Thursday, May 15, 2008

Bush Cites Republican in Smearing Democrats as "Appeasers"

President Bush addressed the Israeli Knesset today and had this to say:

There are good and decent people who cannot fathom the darkness in these men and try to explain away their words. It's natural, but it is deadly wrong. As witnesses to evil in the past, we carry a solemn responsibility to take these words seriously. Jews and Americans have seen the consequences of disregarding the words of leaders who espouse hatred. And that is a mistake the world must not repeat in the 21st century.

Some seem to believe that we should negotiate with the terrorists and radicals, as if some ingenious argument will persuade them they have been wrong all along. We have heard this foolish delusion before. As Nazi tanks crossed into Poland in 1939, an American senator declared: "Lord, if I could only have talked to Hitler, all this might have been avoided." We have an obligation to call this what it is -- the false comfort of appeasement, which has been repeatedly discredited by history.

Bush's remarks echo a Charles Krauthammer column:

But even assuming some short-term victories, where will the Democrats be when the war is over and President Bush is gone?

Lamont said in his victory speech that the time had come to "fix George Bush's failed foreign policy." Yet, as Martin Peretz pointed out in the Wall Street Journal, on Iran, the looming long-term Islamist threat, Lamont's views are risible. Lamont's alternative to the Bush Iran policy is to "bring in allies" and "use carrots as well as sticks."

Where has this man been? Negotiators with Iran have had carrots coming out of their ears in three years of fruitless negotiations. Allies? We let the British, French and Germans negotiate with Iran for those three years, only to have Iran brazenly begin accelerated uranium enrichment that continues to this day.

Lamont seems to think that we should just sit down with the Iranians and show them why going nuclear is not a good idea. This recalls Sen. William Borah's immortal reaction in September 1939 upon hearing that Hitler had invaded Poland to start World War II: "Lord, if I could only have talked with Hitler, all this might have been avoided."
This naivete in the service of endless accommodationism recalls also the flaccid foreign policy of the post-Vietnam Democratic left. It lost the day -- it lost the country -- to Ronald Reagan and a muscular foreign policy that in the end won the Cold War.

Vietnam cost the Democrats 40 years in the foreign policy wilderness. Anti-Iraq sentiment gave the antiwar Democrats a good night on Tuesday, and may yet give them a good year or two. But beyond that, it will be desolation.

The quote cited by President Bush and Krauthammer is attributed to a Republican, Idaho Senator William Borah (1865-1940). They also fail to identify Borah as a person who, according to Wikipedia, held these positions and views:

In 1919 Borah and other Senate Republicans, notably Henry Cabot Lodge of Massachusetts and Hiram W. Johnson of California, clashed with President Woodrow Wilson over Senate ratification of the Treaty of Versailles ending World War I and establishing the League of Nations. Borah emerged as leader of the "Irreconcilables," a group of senators noted for their uncompromising opposition to the treaty and the League. During 1919 Borah and Johnson toured the country speaking against the treaty in response to Wilson's own speaking tour supporting it.
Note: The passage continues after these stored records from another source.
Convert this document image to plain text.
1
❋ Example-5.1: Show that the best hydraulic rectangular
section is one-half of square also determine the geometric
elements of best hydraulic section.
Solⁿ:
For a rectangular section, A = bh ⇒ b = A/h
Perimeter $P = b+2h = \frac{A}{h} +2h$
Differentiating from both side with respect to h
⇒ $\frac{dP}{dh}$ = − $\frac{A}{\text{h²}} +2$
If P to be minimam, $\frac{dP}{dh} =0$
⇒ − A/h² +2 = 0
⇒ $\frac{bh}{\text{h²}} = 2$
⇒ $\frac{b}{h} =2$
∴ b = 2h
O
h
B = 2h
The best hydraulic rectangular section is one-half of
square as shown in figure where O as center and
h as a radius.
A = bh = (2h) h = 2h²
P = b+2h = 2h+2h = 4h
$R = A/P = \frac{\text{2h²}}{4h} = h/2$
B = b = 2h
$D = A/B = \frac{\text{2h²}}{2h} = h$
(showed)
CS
Borah's impassioned November 19, 1919, speech on the Senate floor in opposition to the treaty and League of Nations was considered to be helpful in the Senate's ultimate rejection of it.

From 1925 to 1933, Borah served as the Chairman of the Senate Foreign Relations Committee. As Chairman, he became known for his pro-Soviet views, favoring recognition of the Communist regime, and sometimes interceded with that government in an unofficial capacity during the period when Moscow had no official relations with the United States. Purportedly, Kremlin officials held Borah in such high esteem that American citizens could gain permission to travel throughout the Soviet Union with nothing more than a letter from the Senator.

They fail to note a startling coincidence Borah shares with Senator John McCain:

In an attempt to revitalize the progressive wing of the Republican Party, in 1936 a 71-year-old Borah ran for President of the United States, becoming the first Idahoan to do so. Borah's candidacy was opposed by the conservative Republican leadership and dismissed by Roosevelt.


Borah conducted a long-time affair with Alice Longworth, the daughter of Theodore Roosevelt and the wife of fellow politician Nicholas Longworth. He was long rumored to be the biological father of Alice Longworth's only child, Paulina Longworth, who was born nearly 20 years into her parents' marriage. The opening of Alice Roosevelt's diaries to modern historian, Stacy Cordery, who wrote "Alice: Alice Roosevelt Longworth, From White House Princess to Washington Power Broker" and found in them Alice's own admission of Borah's paternity.

It is not known if the irony of quoting an isolationist Republican Senator, who ran for President at the age of 71 and failed, and who also likely fathered an out-of-wedlock child with the daughter of Teddy Roosevelt, has occurred to the President.